What makes a botanical compound a "good" anti-inflammatory candidate depends primarily on the ability of the compound to block key "inflammatory mediators" produced by skin and immune cells. Two of the most important inflammatory mediators involved in skin disorders are TNF-alpha, as mentioned above, and PGE-2. While TNF-alpha plays a key role in psoriasis, PGE-2 is a major participant in all types of skin inflammation, and is perhaps the most important hormone "mediator" involved in sunburn. Pain, redness and swelling are all due, in part to PGE-2, and studies conducted over many years have implicated PGE-2 as a key participant in the development of skin cancer. Further, PGE-2 suppresses collagen formation in the skin and thus, participates in photoaging. Since PGE-2 is produced in skin cells in response to exposure of the skin to UVR (sunlight) it is no wonder that chronic exposure to the sun can lead to premature aging and skin cancer. Natural anitoxidant compounds that can prevent the production of PGE-2 in skin exposed to sunlight could be extremely useful in preventing skin aging and in reducing the risk of skin cancer.

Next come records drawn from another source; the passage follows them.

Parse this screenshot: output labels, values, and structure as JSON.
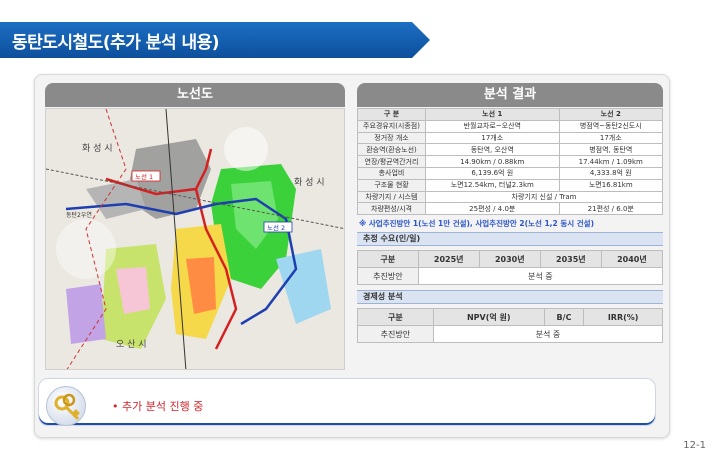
{
  "header": {
    "title": "동탄도시철도(추가 분석 내용)"
  },
  "map_section": {
    "heading": "노선도",
    "labels": {
      "hwaseong_left": "화 성 시",
      "hwaseong_right": "화 성 시",
      "osan": "오 산 시",
      "line1": "노선 1",
      "line2": "노선 2",
      "station": "동탄2우연"
    }
  },
  "result_section": {
    "heading": "분석 결과",
    "table": {
      "headers": [
        "구 분",
        "노선 1",
        "노선 2"
      ],
      "rows": [
        [
          "주요경유지(시종점)",
          "반월교차로~오산역",
          "병점역~동탄2신도시"
        ],
        [
          "정거장 개소",
          "17개소",
          "17개소"
        ],
        [
          "환승역(환승노선)",
          "동탄역, 오산역",
          "병점역, 동탄역"
        ],
        [
          "연장/평균역간거리",
          "14.90km / 0.88km",
          "17.44km / 1.09km"
        ],
        [
          "총사업비",
          "6,139.6억  원",
          "4,333.8억  원"
        ],
        [
          "구조물 현황",
          "노면12.54km, 터널2.3km",
          "노면16.81km"
        ],
        [
          "차량기지 / 시스템",
          "차량기지 신설 / Tram",
          ""
        ],
        [
          "차량편성/시격",
          "25편성  /  4.0분",
          "21편성  /  6.0분"
        ]
      ]
    },
    "note": "※ 사업추진방안 1(노선 1만 건설), 사업추진방안 2(노선 1,2 동시 건설)",
    "demand": {
      "title": "추정 수요(인/일)",
      "headers": [
        "구분",
        "2025년",
        "2030년",
        "2035년",
        "2040년"
      ],
      "row_label": "추진방안",
      "row_value": "분석 중"
    },
    "economy": {
      "title": "경제성 분석",
      "headers": [
        "구분",
        "NPV(억 원)",
        "B/C",
        "IRR(%)"
      ],
      "row_label": "추진방안",
      "row_value": "분석 중"
    }
  },
  "bottom": {
    "bullet": "•  추가 분석 진행 중"
  },
  "footer": {
    "page": "12-1"
  },
  "colors": {
    "title_blue": "#1565c0",
    "section_gray": "#8a8a8a",
    "note_blue": "#2b55c9",
    "bullet_red": "#d2232a",
    "line1_red": "#d42020",
    "line2_blue": "#1f3fb0"
  }
}
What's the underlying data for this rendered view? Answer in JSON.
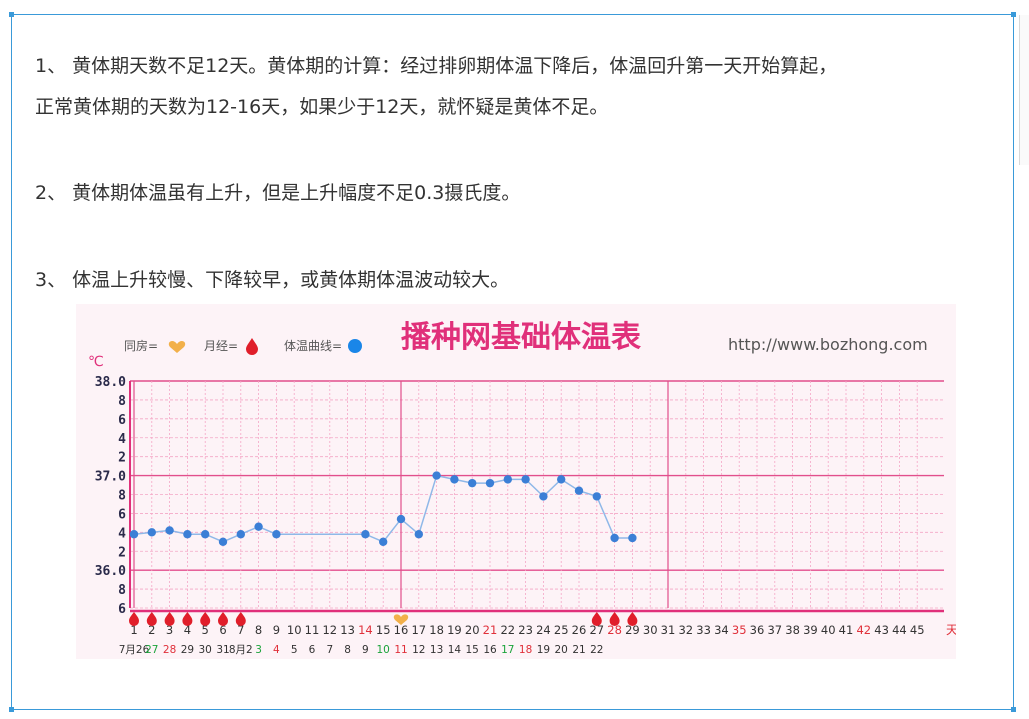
{
  "article": {
    "p1_line1": "1、 黄体期天数不足12天。黄体期的计算：经过排卵期体温下降后，体温回升第一天开始算起，",
    "p1_line2": "正常黄体期的天数为12-16天，如果少于12天，就怀疑是黄体不足。",
    "p2": "2、 黄体期体温虽有上升，但是上升幅度不足0.3摄氏度。",
    "p3": "3、 体温上升较慢、下降较早，或黄体期体温波动较大。"
  },
  "chart_data": {
    "type": "line",
    "title": "播种网基础体温表",
    "url": "http://www.bozhong.com",
    "legend": {
      "intercourse": "同房=",
      "period": "月经=",
      "curve": "体温曲线="
    },
    "yunit": "℃",
    "xunit": "天",
    "ylim": [
      35.6,
      38.0
    ],
    "yticks": [
      {
        "v": 38.0,
        "label": "38.0"
      },
      {
        "v": 37.8,
        "label": "8"
      },
      {
        "v": 37.6,
        "label": "6"
      },
      {
        "v": 37.4,
        "label": "4"
      },
      {
        "v": 37.2,
        "label": "2"
      },
      {
        "v": 37.0,
        "label": "37.0"
      },
      {
        "v": 36.8,
        "label": "8"
      },
      {
        "v": 36.6,
        "label": "6"
      },
      {
        "v": 36.4,
        "label": "4"
      },
      {
        "v": 36.2,
        "label": "2"
      },
      {
        "v": 36.0,
        "label": "36.0"
      },
      {
        "v": 35.8,
        "label": "8"
      },
      {
        "v": 35.6,
        "label": "6"
      }
    ],
    "days": [
      "1",
      "2",
      "3",
      "4",
      "5",
      "6",
      "7",
      "8",
      "9",
      "10",
      "11",
      "12",
      "13",
      "14",
      "15",
      "16",
      "17",
      "18",
      "19",
      "20",
      "21",
      "22",
      "23",
      "24",
      "25",
      "26",
      "27",
      "28",
      "29",
      "30",
      "31",
      "32",
      "33",
      "34",
      "35",
      "36",
      "37",
      "38",
      "39",
      "40",
      "41",
      "42",
      "43",
      "44",
      "45"
    ],
    "red_days": [
      14,
      21,
      28,
      35,
      42
    ],
    "dates": [
      "7月26",
      "27",
      "28",
      "29",
      "30",
      "31",
      "8月2",
      "3",
      "4",
      "5",
      "6",
      "7",
      "8",
      "9",
      "10",
      "11",
      "12",
      "13",
      "14",
      "15",
      "16",
      "17",
      "18",
      "19",
      "20",
      "21",
      "22"
    ],
    "date_colors": [
      "#333",
      "#1aa33a",
      "#e0303a",
      "#333",
      "#333",
      "#333",
      "#333",
      "#1aa33a",
      "#e0303a",
      "#333",
      "#333",
      "#333",
      "#333",
      "#333",
      "#1aa33a",
      "#e0303a",
      "#333",
      "#333",
      "#333",
      "#333",
      "#333",
      "#1aa33a",
      "#e0303a",
      "#333",
      "#333",
      "#333",
      "#333"
    ],
    "series": [
      {
        "x": [
          1,
          2,
          3,
          4,
          5,
          6,
          7,
          8,
          9,
          14,
          15,
          16,
          17,
          18,
          19,
          20,
          21,
          22,
          23,
          24,
          25,
          26,
          27,
          28,
          29
        ],
        "values": [
          36.38,
          36.4,
          36.42,
          36.38,
          36.38,
          36.3,
          36.38,
          36.46,
          36.38,
          36.38,
          36.3,
          36.54,
          36.38,
          37.0,
          36.96,
          36.92,
          36.92,
          36.96,
          36.96,
          36.78,
          36.96,
          36.84,
          36.78,
          36.34,
          36.34
        ]
      }
    ],
    "period_days": [
      1,
      2,
      3,
      4,
      5,
      6,
      7,
      27,
      28,
      29
    ],
    "intercourse_days": [
      16
    ],
    "colors": {
      "grid": "#f4a6c6",
      "grid_major": "#e24e8c",
      "axis": "#e0307a",
      "point": "#3b7fd6",
      "line": "#8fb8e8",
      "title": "#e0307a",
      "drop": "#e01e2a",
      "heart": "#f2b04a",
      "text_red": "#e0303a",
      "text_green": "#1aa33a"
    }
  }
}
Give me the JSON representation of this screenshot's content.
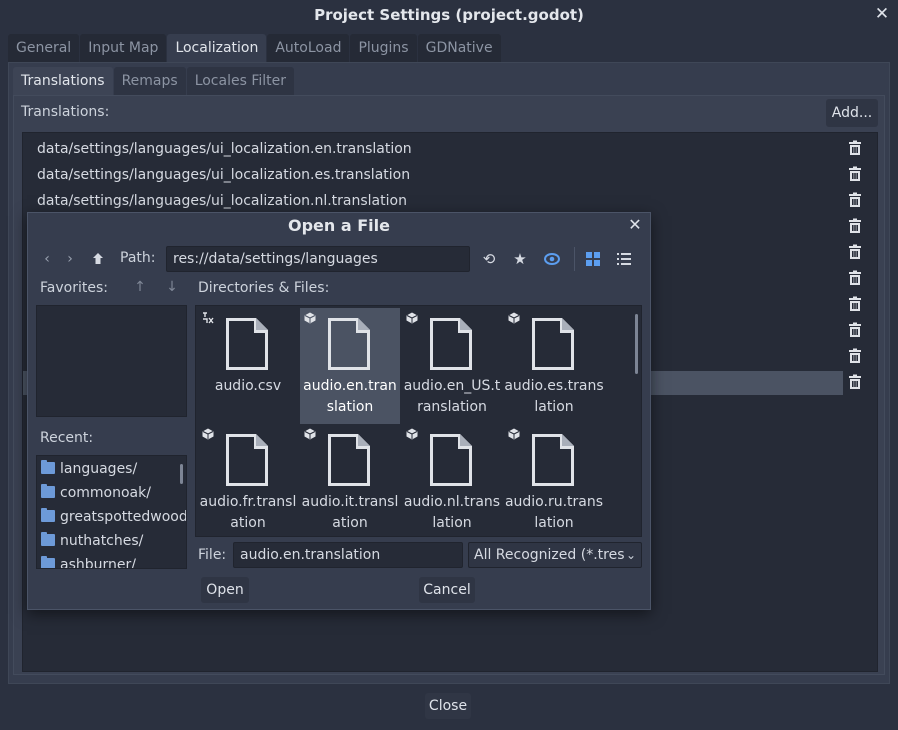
{
  "window": {
    "title": "Project Settings (project.godot)",
    "close_label": "✕",
    "tabs": [
      {
        "label": "General",
        "active": false
      },
      {
        "label": "Input Map",
        "active": false
      },
      {
        "label": "Localization",
        "active": true
      },
      {
        "label": "AutoLoad",
        "active": false
      },
      {
        "label": "Plugins",
        "active": false
      },
      {
        "label": "GDNative",
        "active": false
      }
    ],
    "subtabs": [
      {
        "label": "Translations",
        "active": true
      },
      {
        "label": "Remaps",
        "active": false
      },
      {
        "label": "Locales Filter",
        "active": false
      }
    ],
    "translations_label": "Translations:",
    "add_label": "Add...",
    "translations": [
      "data/settings/languages/ui_localization.en.translation",
      "data/settings/languages/ui_localization.es.translation",
      "data/settings/languages/ui_localization.nl.translation"
    ],
    "close_button_label": "Close"
  },
  "dialog": {
    "title": "Open a File",
    "close_label": "✕",
    "path_label": "Path:",
    "path_value": "res://data/settings/languages",
    "favorites_label": "Favorites:",
    "recent_label": "Recent:",
    "recent": [
      "languages/",
      "commonoak/",
      "greatspottedwoodpecker/",
      "nuthatches/",
      "ashburner/"
    ],
    "dirs_label": "Directories & Files:",
    "files": [
      {
        "name": "audio.csv",
        "badge": "import-icon",
        "selected": false
      },
      {
        "name": "audio.en.translation",
        "badge": "resource-icon",
        "selected": true
      },
      {
        "name": "audio.en_US.translation",
        "badge": "resource-icon",
        "selected": false
      },
      {
        "name": "audio.es.translation",
        "badge": "resource-icon",
        "selected": false
      },
      {
        "name": "audio.fr.translation",
        "badge": "resource-icon",
        "selected": false
      },
      {
        "name": "audio.it.translation",
        "badge": "resource-icon",
        "selected": false
      },
      {
        "name": "audio.nl.translation",
        "badge": "resource-icon",
        "selected": false
      },
      {
        "name": "audio.ru.translation",
        "badge": "resource-icon",
        "selected": false
      }
    ],
    "file_label": "File:",
    "file_value": "audio.en.translation",
    "filter_value": "All Recognized (*.tres",
    "open_label": "Open",
    "cancel_label": "Cancel"
  },
  "colors": {
    "accent": "#5c9ef0",
    "selected_row": "#4b5363",
    "panel": "#363d4e",
    "list_bg": "#262b37"
  }
}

Cell and molecular biology research carried out at the University of Oklahoma Heatlh Science Center over the past 12 years has examined the effects of over 200 natural antioxidants on inflammatory pathways that are activated in skin and immune cells by "triggers" such as UVR and chemical irritants. The results of this research have shown that not all "antioxidants" have anti-inflammatory activities, and that some of the weakest anti-oxidants have the best anti-inflammatory and anti-aging effects on human skin cells. In addition to curcumin, bisabolol, quercetin, EGCG, gallic acid, vitamin C and vitamin A derivatives, University of Oklahoma scientists discovered a group of very small, phenolic antioxidants that had wide ranging anti-inflammatory and anti-aging properties. These antioxidants are commonly found in low amounts in basil, nutmeg, bourbon, rum, cheese, and in other foods, and in fact several of these phenolic compounds have been used for many years as food flavoring agents. Interestingly, these compounds were all found to display a very unique "'cell-specific" profile with some compounds being extremely good at blocking inflammation in keratinocytes but poor in preventing inflammation in fibroblasts while others had just the opposite profile. What accounts for these differences in cell specificity is still under investigation. The rights to this "library" of small phenolic anti-inflammatory compounds (SPAC) was transferred to DermaMedics which has been conducting clinical studies in partnership with pharmaceutical companies to determine the efficacy of topical formulations in addressing skin problems.  DermaMedics intends to license all or parts of this technology to pharmaceutical partners.